In 2015, Russian anti-corruption crusader Alexei Navalny, Putin’s most popular opponent, published a damning investigation that detailed what he described as shady deals involving Chaika’s sons and other senior prosecutors. It documented how the sons built a business empire on their father’s connections. One son, the investigation alleged, was involved in business deals with the wives of Russian gangsters who terrorized a town in southern Russia until they were arrested and charged with killing a family of 12 in 2010. Despite evidence that local prosecutors had turned on a blind eye on the gang for years, Chaika kept his job.

Chaika called the accusations false and accused Navalny of following someone’s “order” to discredit him. Amid public pressure to investigate Chaika and his family, Aras Agalarov was one of the few to spring to his defense, buying a newspaper ad lashing out at Navalny and dismissing his findings as relying on “groundless accusations.”

Public calls to investigate or fire Chaika fell flat. Prime Minister Dmitry Medvedev suggested that going after Chaika and other officials would be tantamount to returning to the purges under Josef Stalin.
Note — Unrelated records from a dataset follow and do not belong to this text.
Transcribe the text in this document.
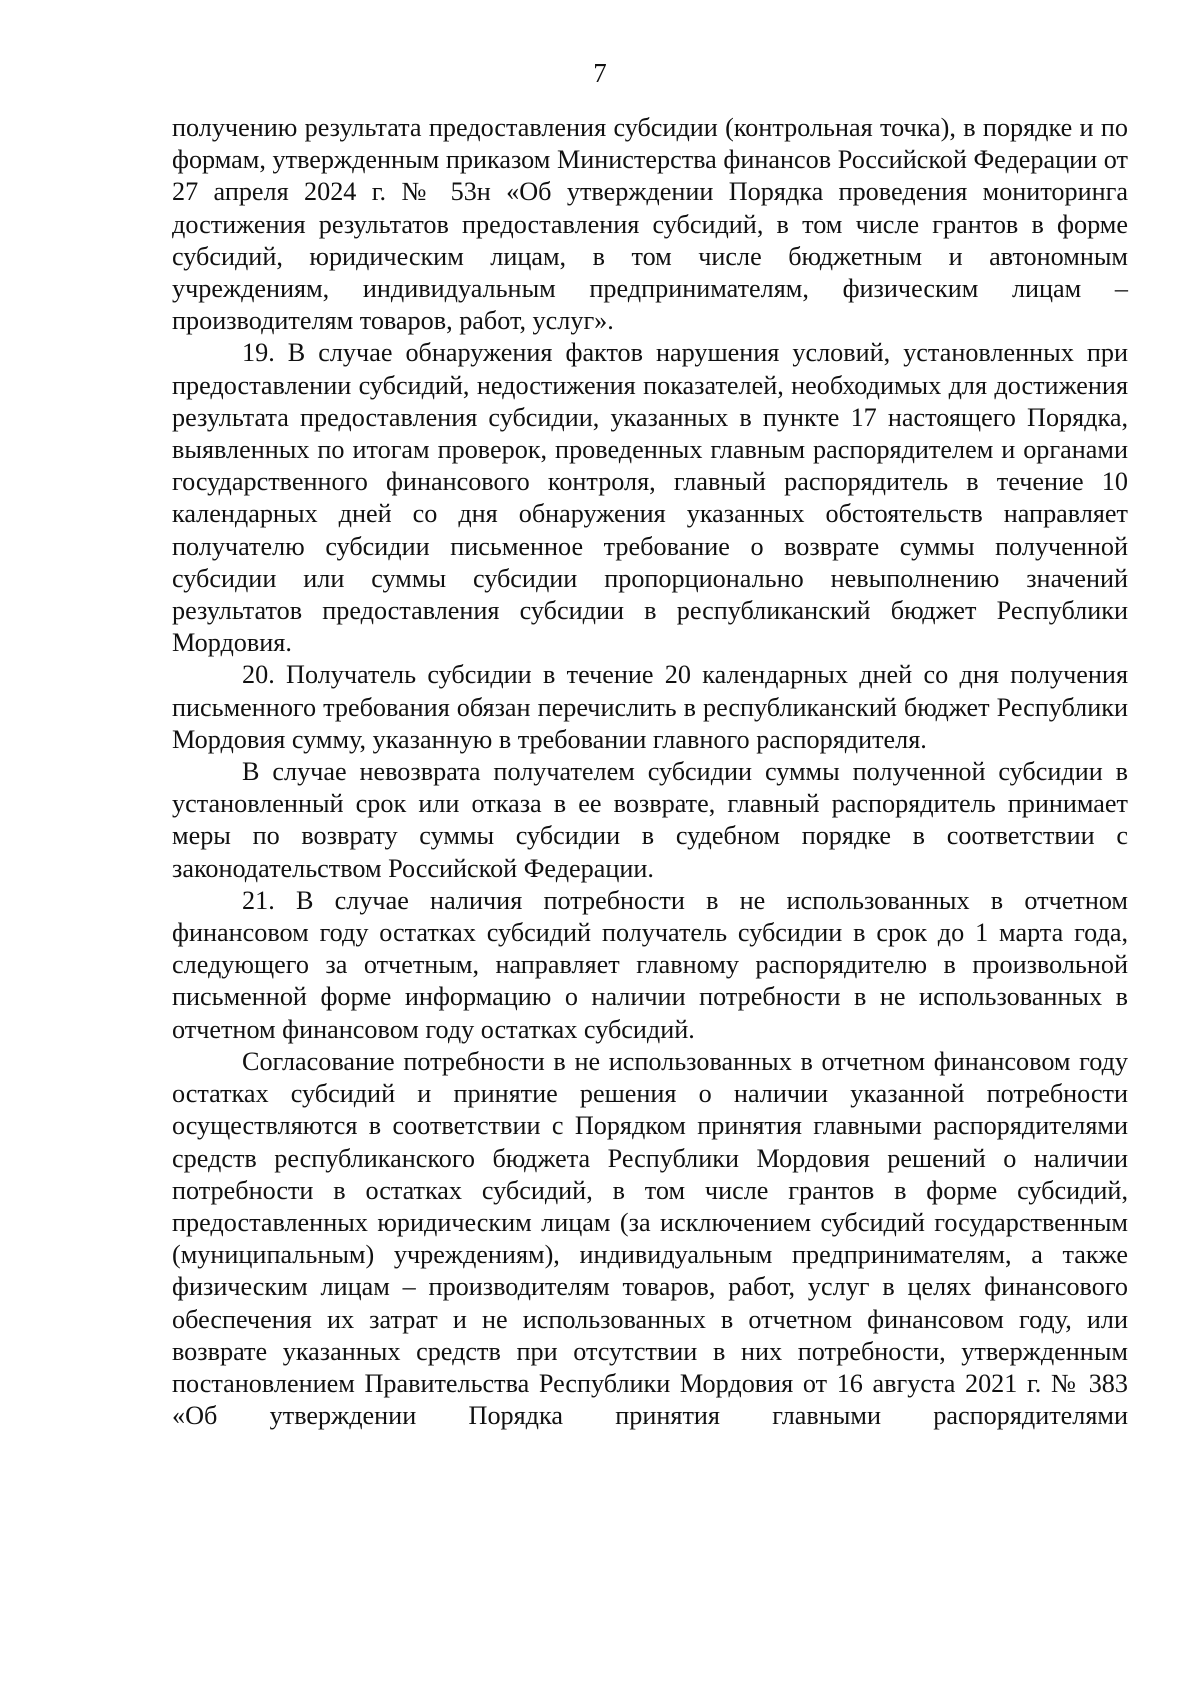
7

получению результата предоставления субсидии (контрольная точка), в порядке и по формам, утвержденным приказом Министерства финансов Российской Федерации от 27 апреля 2024 г. № 53н «Об утверждении Порядка проведения мониторинга достижения результатов предоставления субсидий, в том числе грантов в форме субсидий, юридическим лицам, в том числе бюджетным и автономным учреждениям, индивидуальным предпринимателям, физическим лицам – производителям товаров, работ, услуг».

19. В случае обнаружения фактов нарушения условий, установленных при предоставлении субсидий, недостижения показателей, необходимых для достижения результата предоставления субсидии, указанных в пункте 17 настоящего Порядка, выявленных по итогам проверок, проведенных главным распорядителем и органами государственного финансового контроля, главный распорядитель в течение 10 календарных дней со дня обнаружения указанных обстоятельств направляет получателю субсидии письменное требование о возврате суммы полученной субсидии или суммы субсидии пропорционально невыполнению значений результатов предоставления субсидии в республиканский бюджет Республики Мордовия.

20. Получатель субсидии в течение 20 календарных дней со дня получения письменного требования обязан перечислить в республиканский бюджет Республики Мордовия сумму, указанную в требовании главного распорядителя.

В случае невозврата получателем субсидии суммы полученной субсидии в установленный срок или отказа в ее возврате, главный распорядитель принимает меры по возврату суммы субсидии в судебном порядке в соответствии с законодательством Российской Федерации.

21. В случае наличия потребности в не использованных в отчетном финансовом году остатках субсидий получатель субсидии в срок до 1 марта года, следующего за отчетным, направляет главному распорядителю в произвольной письменной форме информацию о наличии потребности в не использованных в отчетном финансовом году остатках субсидий.

Согласование потребности в не использованных в отчетном финансовом году остатках субсидий и принятие решения о наличии указанной потребности осуществляются в соответствии с Порядком принятия главными распорядителями средств республиканского бюджета Республики Мордовия решений о наличии потребности в остатках субсидий, в том числе грантов в форме субсидий, предоставленных юридическим лицам (за исключением субсидий государственным (муниципальным) учреждениям), индивидуальным предпринимателям, а также физическим лицам – производителям товаров, работ, услуг в целях финансового обеспечения их затрат и не использованных в отчетном финансовом году, или возврате указанных средств при отсутствии в них потребности, утвержденным постановлением Правительства Республики Мордовия от 16 августа 2021 г. № 383 «Об утверждении Порядка принятия главными распорядителями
Several months after Navalny’s report, Chaika was reappointed for another five-year term.

RINAT AKHMETSHIN

Akhmetshin, the Russian-American lobbyist who attended a meeting at Trump Tower last year, is a former military officer who has attracted congressional scrutiny over his political activities and has been shadowed by allegations of connections to Russian intelligence.

Akhmetshin, who denies these allegations, confirmed his participation in the June 2016 meeting with Donald Trump Jr. to The Associated Press on Friday.
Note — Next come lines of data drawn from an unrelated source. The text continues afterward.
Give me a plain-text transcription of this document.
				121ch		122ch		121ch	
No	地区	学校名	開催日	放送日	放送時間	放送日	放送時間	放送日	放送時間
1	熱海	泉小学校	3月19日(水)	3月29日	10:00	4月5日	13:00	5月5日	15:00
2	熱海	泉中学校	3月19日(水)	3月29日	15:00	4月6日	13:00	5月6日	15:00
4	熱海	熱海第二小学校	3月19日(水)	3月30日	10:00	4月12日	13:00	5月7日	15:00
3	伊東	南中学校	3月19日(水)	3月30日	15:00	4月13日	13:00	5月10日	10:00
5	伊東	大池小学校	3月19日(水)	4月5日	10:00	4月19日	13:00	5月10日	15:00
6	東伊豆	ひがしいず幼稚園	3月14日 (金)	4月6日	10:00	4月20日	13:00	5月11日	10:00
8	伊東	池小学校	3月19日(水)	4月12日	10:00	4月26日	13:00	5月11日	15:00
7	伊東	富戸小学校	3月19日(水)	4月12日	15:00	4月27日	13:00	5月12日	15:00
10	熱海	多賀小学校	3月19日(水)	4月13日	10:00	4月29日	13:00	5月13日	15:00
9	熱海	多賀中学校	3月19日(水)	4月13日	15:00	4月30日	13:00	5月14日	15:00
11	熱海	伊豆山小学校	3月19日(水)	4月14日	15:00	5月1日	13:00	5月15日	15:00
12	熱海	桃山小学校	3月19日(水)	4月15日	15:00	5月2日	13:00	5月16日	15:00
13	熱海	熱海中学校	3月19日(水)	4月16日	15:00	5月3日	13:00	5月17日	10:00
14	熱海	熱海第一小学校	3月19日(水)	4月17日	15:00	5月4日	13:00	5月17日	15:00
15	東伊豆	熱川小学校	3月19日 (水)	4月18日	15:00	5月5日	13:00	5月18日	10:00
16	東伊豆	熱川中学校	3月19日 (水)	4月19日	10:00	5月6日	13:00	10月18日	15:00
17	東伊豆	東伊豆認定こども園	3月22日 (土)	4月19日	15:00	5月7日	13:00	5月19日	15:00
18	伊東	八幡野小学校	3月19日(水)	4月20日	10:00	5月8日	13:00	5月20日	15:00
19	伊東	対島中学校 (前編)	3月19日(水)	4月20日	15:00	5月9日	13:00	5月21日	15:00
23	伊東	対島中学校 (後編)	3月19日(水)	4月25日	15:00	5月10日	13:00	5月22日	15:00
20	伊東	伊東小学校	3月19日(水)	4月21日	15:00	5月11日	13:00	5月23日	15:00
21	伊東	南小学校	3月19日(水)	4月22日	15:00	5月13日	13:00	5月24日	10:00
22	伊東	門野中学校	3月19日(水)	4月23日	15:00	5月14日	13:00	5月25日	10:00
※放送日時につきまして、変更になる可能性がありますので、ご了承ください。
A naturalized American citizen who has lived in Washington since the early 1990s, Akhmetshin is known for having lobbied to weaken a U.S. law levying sanctions on Russians and his name has also surfaced in lawsuits, including one involving the hacking of a company’s computer systems.

Akhmetshin denied suggestions made in media reports, congressional letters and litigation that he is a former officer in Russia’s military intelligence service known as the GRU, dismissing the allegations as a “smear campaign.” He told the AP that he served in the Soviet Army from 1986 to 1988 after he was drafted but was not trained in spy tradecraft. He said his unit operated in the Baltics and was “loosely part of counterintelligence.”

Along with Veselnitskaya, Akhmetshin is known for lobbying efforts to undercut the Magnitsky Act, economic sanctions targeting Russian officials and individuals. Early in 2016, Akhmetshin said, he helped set up a non-profit foundation based in Delaware, the Human Rights Accountability Global Initiative, to lobby U.S. officials in an effort to strip Magnitsky’s name from the law.

Several wealthy Russian oligarchs agreed to provide financial backing for the foundation’s lobbying, Akhmetshin said, providing at least $300,000. Among them, he said, was Denis Katsyv. Congressional lobbying documents show that the foundation spent $290,000 last year on lobbying. At least $10,000, the records indicate, was paid directly to Akhmetshin as a lobbyist.

Akhmetshin’s name has also surfaced in lawsuits, including a New York court case in which a mining company branded him a “former Soviet military counterintelligence officer” and accused him of involvement in the hacking of its computer systems. Those claims were withdrawn last year, court records show.